Voici une plante fabuleuse : le lierre. Le lierre attire chaque année lors de sa floraison environ 200 espèces d’insectes différentes, grâce à son offre abondante de nectar et de pollen. Il obtient en effet la note de 4/5 en offre de pollen, et 4/5 en offre de nectar. Parmi les insectes intéressés, on retrouve les abeilles de la ruche, des abeilles sauvages, des papillons etc. Le lierre à la particularité lorsqu’il pousse sur un mur de réduire sa température jusqu’à 10 degrés en été, et d’augmenter la température de ce même mur en hiver jusqu’à 4 degrés. De quoi se passer de ventilateurs et de chauffages ! Contrairement à certaines idée reçues, le lierre ne dégrade pas les surfaces sur lesquelles il pousse, à moins de pousser sur un mur déjà fragilisé. Il n’entraine pas non plus la mort des arbres, en revanche il pousse volontiers sur les arbres mort, car il bénéficie de la lumière offerte par l’absence de feuilles. Le lierre est également très intéressant pour de nombreux oiseaux. Bien que ses fruits ne soient pas très appétissants, ils sont très nourrissant et profitent à de nombreux oiseaux qui rentrent de migration fin février début mars et qui ne trouve que ces fruits à manger. Il sert également d’abri et de lieu de nidification car il conserve des feuilles toute l’année.
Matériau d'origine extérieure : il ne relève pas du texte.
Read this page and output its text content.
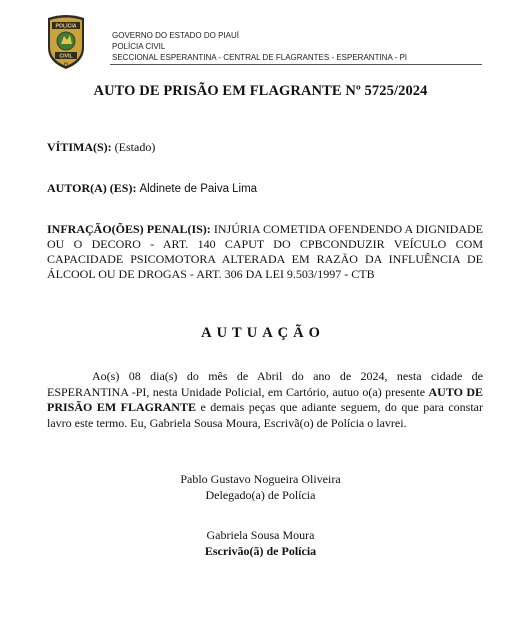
POLÍCIA
CIVIL
PI
GOVERNO DO ESTADO DO PIAUÍ
POLÍCIA CIVIL
SECCIONAL ESPERANTINA - CENTRAL DE FLAGRANTES - ESPERANTINA - PI
AUTO DE PRISÃO EM FLAGRANTE Nº 5725/2024
VÍTIMA(S): (Estado)
AUTOR(A) (ES): Aldinete de Paiva Lima
INFRAÇÃO(ÕES) PENAL(IS): INJÚRIA COMETIDA OFENDENDO A DIGNIDADE OU O DECORO - ART. 140 CAPUT DO CPBCONDUZIR VEÍCULO COM CAPACIDADE PSICOMOTORA ALTERADA EM RAZÃO DA INFLUÊNCIA DE ÁLCOOL OU DE DROGAS - ART. 306 DA LEI 9.503/1997 - CTB
AUTUAÇÃO
Ao(s) 08 dia(s) do mês de Abril do ano de 2024, nesta cidade de ESPERANTINA -PI, nesta Unidade Policial, em Cartório, autuo o(a) presente AUTO DE PRISÃO EM FLAGRANTE e demais peças que adiante seguem, do que para constar lavro este termo. Eu, Gabriela Sousa Moura, Escrivã(o) de Polícia o lavrei.
Pablo Gustavo Nogueira Oliveira
Delegado(a) de Polícia
Gabriela Sousa Moura
Escrivão(ã) de Polícia
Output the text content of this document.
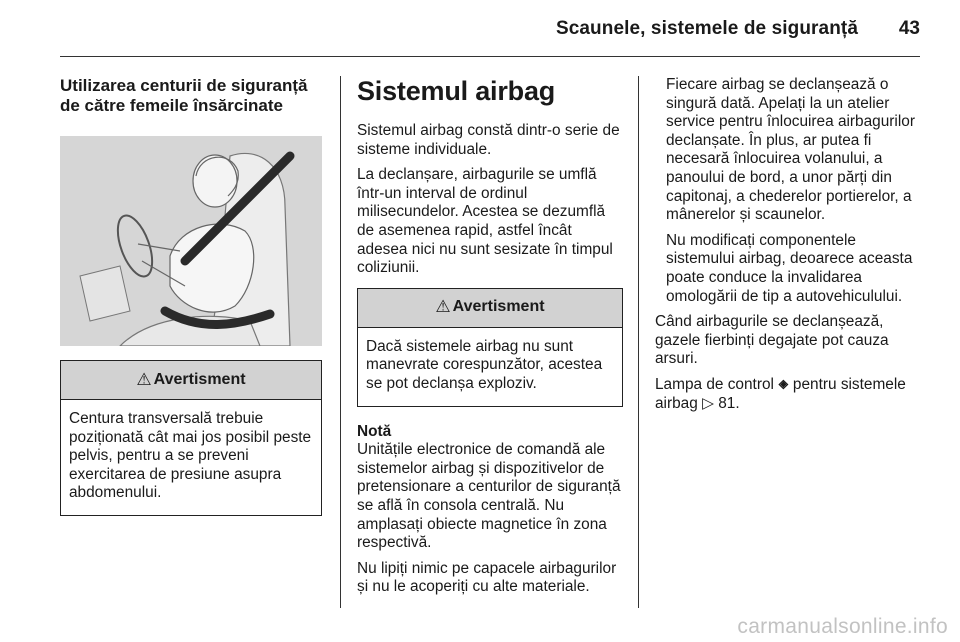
Scaunele, sistemele de siguranță 43
Utilizarea centurii de siguranță de către femeile însărcinate
⚠ Avertisment
Centura transversală trebuie poziționată cât mai jos posibil peste pelvis, pentru a se preveni exercitarea de presiune asupra abdomenului.
Sistemul airbag

Sistemul airbag constă dintr-o serie de sisteme individuale.

La declanșare, airbagurile se umflă într-un interval de ordinul milisecundelor. Acestea se dezumflă de asemenea rapid, astfel încât adesea nici nu sunt sesizate în timpul coliziunii.

⚠ Avertisment
Dacă sistemele airbag nu sunt manevrate corespunzător, acestea se pot declanșa exploziv.
Notă

Unitățile electronice de comandă ale sistemelor airbag și dispozitivelor de pretensionare a centurilor de siguranță se află în consola centrală. Nu amplasați obiecte magnetice în zona respectivă.

Nu lipiți nimic pe capacele airbagurilor și nu le acoperiți cu alte materiale.

Fiecare airbag se declanșează o singură dată. Apelați la un atelier service pentru înlocuirea airbagurilor declanșate. În plus, ar putea fi necesară înlocuirea volanului, a panoului de bord, a unor părți din capitonaj, a chederelor portierelor, a mânerelor și scaunelor.

Nu modificați componentele sistemului airbag, deoarece aceasta poate conduce la invalidarea omologării de tip a autovehiculului.

Când airbagurile se declanșează, gazele fierbinți degajate pot cauza arsuri.

Lampa de control 🞛 pentru sistemele airbag ▷ 81.

carmanualsonline.info
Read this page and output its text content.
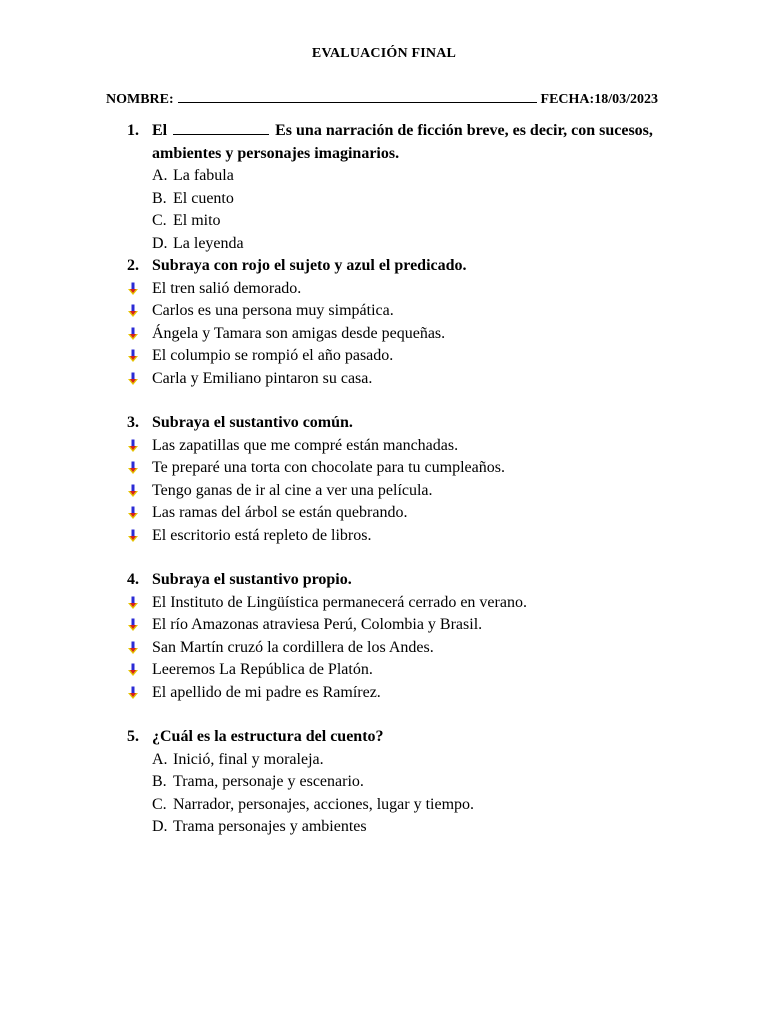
EVALUACIÓN FINAL
NOMBRE:	FECHA:18/03/2023
1. El	Es una narración de ficción breve, es decir, con sucesos, ambientes y personajes imaginarios.
A. La fabula
B. El cuento
C. El mito
D. La leyenda
2. Subraya con rojo el sujeto y azul el predicado.
El tren salió demorado.
Carlos es una persona muy simpática.
Ángela y Tamara son amigas desde pequeñas.
El columpio se rompió el año pasado.
Carla y Emiliano pintaron su casa.
3. Subraya el sustantivo común.
Las zapatillas que me compré están manchadas.
Te preparé una torta con chocolate para tu cumpleaños.
Tengo ganas de ir al cine a ver una película.
Las ramas del árbol se están quebrando.
El escritorio está repleto de libros.
4. Subraya el sustantivo propio.
El Instituto de Lingüística permanecerá cerrado en verano.
El río Amazonas atraviesa Perú, Colombia y Brasil.
San Martín cruzó la cordillera de los Andes.
Leeremos La República de Platón.
El apellido de mi padre es Ramírez.
5. ¿Cuál es la estructura del cuento?
A. Inició, final y moraleja.
B. Trama, personaje y escenario.
C. Narrador, personajes, acciones, lugar y tiempo.
D. Trama personajes y ambientes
Les avantages du lierre ne s’arrêtent pas la ! Le lierre est un excellent rempart contre la pollution. Compte tenu du fait qu’il garde ses feuilles en été et en hiver, il protège les surfaces sur lesquelles il pousse. Un mur caché sous du lierre, gardera ses couleurs d’origine, alors qu’il mur sans lierre se ternira avec le temps. Convaincu par les bienfaits du lierre ? N’hésitez pas à en planter au pied d’un arbre, il profitera aux oiseaux et aux insectes !

Réserves pour l’hiver

Les pots de miel de la saison 2022 sont arrivés, il ne reste plus qu'à en profiter, dans les tisanes, sur les tartines ou même à la cuillère !

Les oeufs de la reine

Dans chaque alvéole on peut apercevoir un œuf pondu par la reine. Pendant la belle saison, la reine peut pondre jusqu'à 2000 œufs par jour ! Il se passe 21 jours entre le moment ou l'œuf est pondu et ou l'abeille ouvrière sort de l'alvéole.

papillon

Voici un couple de papillon en pleine reproduction. Une fois la reproduction effectuée, la femelle pondra des œufs qui donneront naissance à une nouvelle génération de papillons qui pourront alors butiner les fleurs et ainsi assurer la pollinisation de nombreuses espèces de plantes à fleurs.

L’union fait la force

L'union fait la force. Les abeilles forment une chaîne lorsqu'elles ont besoin de réaliser des constructions de cire ou lorsqu'il fait chaud dans la ruche. Elles forment des couloirs de ventilation, chaque ouvrière bat des ailes pour refroidir la ruche.